Droite 2027: les divisions du rassemblement, de Retailleau à Darmanin
Alors que la présidentielle de 2027 se profile, la droite française demeure prisonnière de ses vieux démons : les rivalités personnelles et les divergences stratégiques, qui fragilisent ses chances de reconquête du pouvoir.
Bruno Retailleau élu, mais pas unanimement
Bruno Retailleau a été officiellement désigné candidat des Républicains le 19 avril 2026 à la suite d’un vote des adhérents du parti. Ce mode de sélection interne ne suffira pas à trancher le débat méthodologique qui agite la droite. Plusieurs figures influentes du mouvement refusent de considérer cette désignation comme l’alpha et l’oméga du processus de rassemblement.

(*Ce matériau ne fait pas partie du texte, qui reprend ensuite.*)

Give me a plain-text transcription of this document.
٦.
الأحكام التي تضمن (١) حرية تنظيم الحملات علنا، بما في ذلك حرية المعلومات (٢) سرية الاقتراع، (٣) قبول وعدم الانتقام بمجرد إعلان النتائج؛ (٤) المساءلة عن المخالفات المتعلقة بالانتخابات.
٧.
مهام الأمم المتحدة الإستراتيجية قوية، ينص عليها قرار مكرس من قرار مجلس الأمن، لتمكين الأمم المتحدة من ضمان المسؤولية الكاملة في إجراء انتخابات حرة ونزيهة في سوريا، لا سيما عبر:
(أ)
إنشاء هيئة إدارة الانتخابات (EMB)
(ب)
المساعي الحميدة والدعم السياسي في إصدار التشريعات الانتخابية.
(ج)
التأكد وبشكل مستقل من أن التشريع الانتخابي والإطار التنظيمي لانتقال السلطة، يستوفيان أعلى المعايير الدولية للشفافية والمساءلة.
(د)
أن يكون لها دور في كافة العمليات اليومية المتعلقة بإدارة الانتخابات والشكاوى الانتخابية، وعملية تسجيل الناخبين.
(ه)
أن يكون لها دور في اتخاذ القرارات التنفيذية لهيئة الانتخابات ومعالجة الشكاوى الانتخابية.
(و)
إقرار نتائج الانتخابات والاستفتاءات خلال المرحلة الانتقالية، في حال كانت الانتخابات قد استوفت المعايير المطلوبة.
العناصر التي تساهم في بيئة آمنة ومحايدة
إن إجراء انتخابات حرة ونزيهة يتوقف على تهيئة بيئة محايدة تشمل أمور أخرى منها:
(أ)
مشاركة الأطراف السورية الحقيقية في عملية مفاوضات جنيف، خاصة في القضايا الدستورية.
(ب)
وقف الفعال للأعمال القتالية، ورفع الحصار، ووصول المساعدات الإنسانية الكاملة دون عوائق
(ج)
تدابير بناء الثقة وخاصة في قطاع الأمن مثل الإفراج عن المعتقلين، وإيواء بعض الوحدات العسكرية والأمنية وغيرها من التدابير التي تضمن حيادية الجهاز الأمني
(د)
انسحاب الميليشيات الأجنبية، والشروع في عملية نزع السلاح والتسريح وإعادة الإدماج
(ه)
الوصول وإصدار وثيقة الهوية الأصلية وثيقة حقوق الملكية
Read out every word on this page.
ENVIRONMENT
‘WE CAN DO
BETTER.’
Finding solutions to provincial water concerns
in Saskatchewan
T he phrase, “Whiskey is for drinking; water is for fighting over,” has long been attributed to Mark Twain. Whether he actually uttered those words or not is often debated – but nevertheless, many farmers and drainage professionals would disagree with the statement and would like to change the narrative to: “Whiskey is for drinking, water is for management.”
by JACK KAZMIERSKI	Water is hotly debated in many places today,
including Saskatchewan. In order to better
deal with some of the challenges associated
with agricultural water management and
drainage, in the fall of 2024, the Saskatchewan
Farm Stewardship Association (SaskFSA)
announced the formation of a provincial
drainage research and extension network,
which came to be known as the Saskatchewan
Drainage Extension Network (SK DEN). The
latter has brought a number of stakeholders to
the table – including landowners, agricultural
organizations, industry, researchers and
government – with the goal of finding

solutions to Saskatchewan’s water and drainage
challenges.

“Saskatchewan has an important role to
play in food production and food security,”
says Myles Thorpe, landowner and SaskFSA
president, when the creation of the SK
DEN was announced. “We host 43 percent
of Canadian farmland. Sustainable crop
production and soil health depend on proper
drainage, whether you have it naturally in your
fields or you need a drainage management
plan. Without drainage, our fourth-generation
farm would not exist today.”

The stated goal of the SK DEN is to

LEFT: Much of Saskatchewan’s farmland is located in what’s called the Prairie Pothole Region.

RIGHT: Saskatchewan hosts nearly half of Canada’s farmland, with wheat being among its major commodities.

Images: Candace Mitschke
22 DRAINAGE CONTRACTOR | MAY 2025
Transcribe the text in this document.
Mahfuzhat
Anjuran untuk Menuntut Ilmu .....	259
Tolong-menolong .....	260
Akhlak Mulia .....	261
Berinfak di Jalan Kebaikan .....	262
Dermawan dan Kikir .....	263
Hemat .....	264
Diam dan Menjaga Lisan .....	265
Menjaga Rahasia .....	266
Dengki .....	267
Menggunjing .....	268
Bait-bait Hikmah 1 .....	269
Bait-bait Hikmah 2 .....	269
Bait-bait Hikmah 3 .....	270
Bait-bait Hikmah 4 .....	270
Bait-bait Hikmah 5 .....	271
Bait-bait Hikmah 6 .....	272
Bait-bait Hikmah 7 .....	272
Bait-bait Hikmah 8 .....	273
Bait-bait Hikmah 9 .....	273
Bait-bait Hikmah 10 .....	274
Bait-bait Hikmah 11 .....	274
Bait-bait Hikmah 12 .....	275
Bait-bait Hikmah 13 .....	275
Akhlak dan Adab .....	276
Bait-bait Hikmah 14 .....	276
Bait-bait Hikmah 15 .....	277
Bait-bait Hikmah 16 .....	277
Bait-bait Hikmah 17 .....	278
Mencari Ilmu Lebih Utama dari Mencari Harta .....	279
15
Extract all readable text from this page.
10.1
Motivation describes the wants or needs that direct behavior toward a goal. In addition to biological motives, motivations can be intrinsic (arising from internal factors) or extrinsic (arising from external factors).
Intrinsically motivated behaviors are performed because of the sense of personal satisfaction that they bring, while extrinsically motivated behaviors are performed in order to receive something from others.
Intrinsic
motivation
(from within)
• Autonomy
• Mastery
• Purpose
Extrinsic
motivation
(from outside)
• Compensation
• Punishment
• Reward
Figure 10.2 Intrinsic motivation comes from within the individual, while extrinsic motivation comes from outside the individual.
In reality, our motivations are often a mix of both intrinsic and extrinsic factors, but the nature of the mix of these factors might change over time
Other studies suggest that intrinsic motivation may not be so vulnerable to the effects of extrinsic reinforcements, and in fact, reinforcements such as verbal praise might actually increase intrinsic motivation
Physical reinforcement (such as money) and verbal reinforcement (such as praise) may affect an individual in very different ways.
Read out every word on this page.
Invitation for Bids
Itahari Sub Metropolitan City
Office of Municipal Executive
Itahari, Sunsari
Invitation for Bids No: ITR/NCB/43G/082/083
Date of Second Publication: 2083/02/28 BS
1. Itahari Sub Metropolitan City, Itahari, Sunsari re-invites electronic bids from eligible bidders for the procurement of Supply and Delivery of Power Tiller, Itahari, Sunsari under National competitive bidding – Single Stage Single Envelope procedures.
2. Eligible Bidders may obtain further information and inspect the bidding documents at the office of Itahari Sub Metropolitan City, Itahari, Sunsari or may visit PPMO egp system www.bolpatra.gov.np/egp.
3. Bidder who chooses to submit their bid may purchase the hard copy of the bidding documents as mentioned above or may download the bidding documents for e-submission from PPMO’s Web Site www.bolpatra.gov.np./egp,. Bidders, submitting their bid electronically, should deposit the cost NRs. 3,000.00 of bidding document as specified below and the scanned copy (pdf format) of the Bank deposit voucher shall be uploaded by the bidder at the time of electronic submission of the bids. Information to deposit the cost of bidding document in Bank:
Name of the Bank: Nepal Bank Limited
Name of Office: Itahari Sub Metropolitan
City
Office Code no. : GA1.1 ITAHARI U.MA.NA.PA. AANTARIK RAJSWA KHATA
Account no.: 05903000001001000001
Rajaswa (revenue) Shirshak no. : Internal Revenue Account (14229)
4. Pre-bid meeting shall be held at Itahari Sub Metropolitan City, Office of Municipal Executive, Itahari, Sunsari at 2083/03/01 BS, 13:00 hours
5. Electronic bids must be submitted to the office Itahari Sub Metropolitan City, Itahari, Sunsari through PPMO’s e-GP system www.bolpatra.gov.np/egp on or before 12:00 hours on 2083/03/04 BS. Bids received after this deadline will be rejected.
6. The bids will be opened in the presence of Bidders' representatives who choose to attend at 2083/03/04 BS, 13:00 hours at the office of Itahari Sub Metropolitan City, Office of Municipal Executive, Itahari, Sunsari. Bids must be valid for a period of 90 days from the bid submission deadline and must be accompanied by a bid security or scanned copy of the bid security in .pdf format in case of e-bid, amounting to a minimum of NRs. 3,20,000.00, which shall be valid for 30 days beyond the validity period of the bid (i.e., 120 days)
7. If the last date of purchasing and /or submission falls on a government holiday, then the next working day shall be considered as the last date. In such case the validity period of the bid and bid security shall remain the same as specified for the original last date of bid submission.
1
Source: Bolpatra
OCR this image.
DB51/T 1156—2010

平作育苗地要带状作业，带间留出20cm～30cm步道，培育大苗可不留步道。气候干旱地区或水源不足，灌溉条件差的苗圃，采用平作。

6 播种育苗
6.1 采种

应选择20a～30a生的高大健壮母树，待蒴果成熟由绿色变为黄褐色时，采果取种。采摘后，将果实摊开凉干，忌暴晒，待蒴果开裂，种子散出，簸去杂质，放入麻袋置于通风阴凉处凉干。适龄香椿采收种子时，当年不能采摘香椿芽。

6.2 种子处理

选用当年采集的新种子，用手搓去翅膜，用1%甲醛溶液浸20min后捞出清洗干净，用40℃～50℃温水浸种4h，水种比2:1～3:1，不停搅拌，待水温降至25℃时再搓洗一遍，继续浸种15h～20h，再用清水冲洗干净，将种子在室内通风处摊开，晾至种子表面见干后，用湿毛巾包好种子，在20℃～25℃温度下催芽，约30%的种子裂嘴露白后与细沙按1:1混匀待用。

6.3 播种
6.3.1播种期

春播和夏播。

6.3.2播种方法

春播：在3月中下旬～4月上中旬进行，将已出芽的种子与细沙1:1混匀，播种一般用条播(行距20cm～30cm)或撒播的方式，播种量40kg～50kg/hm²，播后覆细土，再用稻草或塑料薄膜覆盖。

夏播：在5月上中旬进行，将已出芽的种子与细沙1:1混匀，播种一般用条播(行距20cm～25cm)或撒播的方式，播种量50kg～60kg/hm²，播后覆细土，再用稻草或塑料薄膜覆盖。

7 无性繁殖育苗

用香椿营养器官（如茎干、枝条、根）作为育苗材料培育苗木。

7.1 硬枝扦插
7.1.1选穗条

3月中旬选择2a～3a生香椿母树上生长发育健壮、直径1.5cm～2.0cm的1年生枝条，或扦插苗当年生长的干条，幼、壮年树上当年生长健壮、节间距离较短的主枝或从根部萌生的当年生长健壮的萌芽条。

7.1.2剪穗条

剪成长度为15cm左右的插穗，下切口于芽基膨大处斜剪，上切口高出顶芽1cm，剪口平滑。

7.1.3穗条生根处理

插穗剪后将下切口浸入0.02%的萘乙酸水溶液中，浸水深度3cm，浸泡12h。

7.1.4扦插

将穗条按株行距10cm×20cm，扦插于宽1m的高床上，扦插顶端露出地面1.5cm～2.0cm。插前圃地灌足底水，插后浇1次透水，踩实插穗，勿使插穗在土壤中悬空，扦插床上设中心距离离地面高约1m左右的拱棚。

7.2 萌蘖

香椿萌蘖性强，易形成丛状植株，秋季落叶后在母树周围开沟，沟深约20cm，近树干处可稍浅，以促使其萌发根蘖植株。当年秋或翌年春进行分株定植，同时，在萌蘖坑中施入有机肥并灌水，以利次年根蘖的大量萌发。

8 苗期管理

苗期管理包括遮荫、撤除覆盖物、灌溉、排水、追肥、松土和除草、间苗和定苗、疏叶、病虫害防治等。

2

Le clivage sur la primaire
La question des primaires divise profondément. Gérald Darmanin, Laurent Wauquiez et David Lisnard demeurent favorables à une primaire afin de rassembler la droite, Wauquiez et Lisnard plaidant pour une primaire élargie jusqu’à Reconquête, d’optimiser ainsi les chances d’accéder au second tour. Cette posture révèle une conviction : la désignation d’un seul homme ne suffira pas à regrouper les différentes sensibilités de la droite, du libéralisme conservateur au nationalisme identitaire.
Michel Barnier tente une unité programmatique
Michel Barnier propose un projet de coalition programmatique intitulé « Bâtir ensemble » pour tenter de rassembler la droite et le centre sur un programme commun, plutôt que de laisser les rivalités personnelles fragmenter cet espace. Cette approche évite le piège d’une candidature unique mais peine à convaincre ceux qui voient en elle une diversion pour masquer une absence de leadership clair.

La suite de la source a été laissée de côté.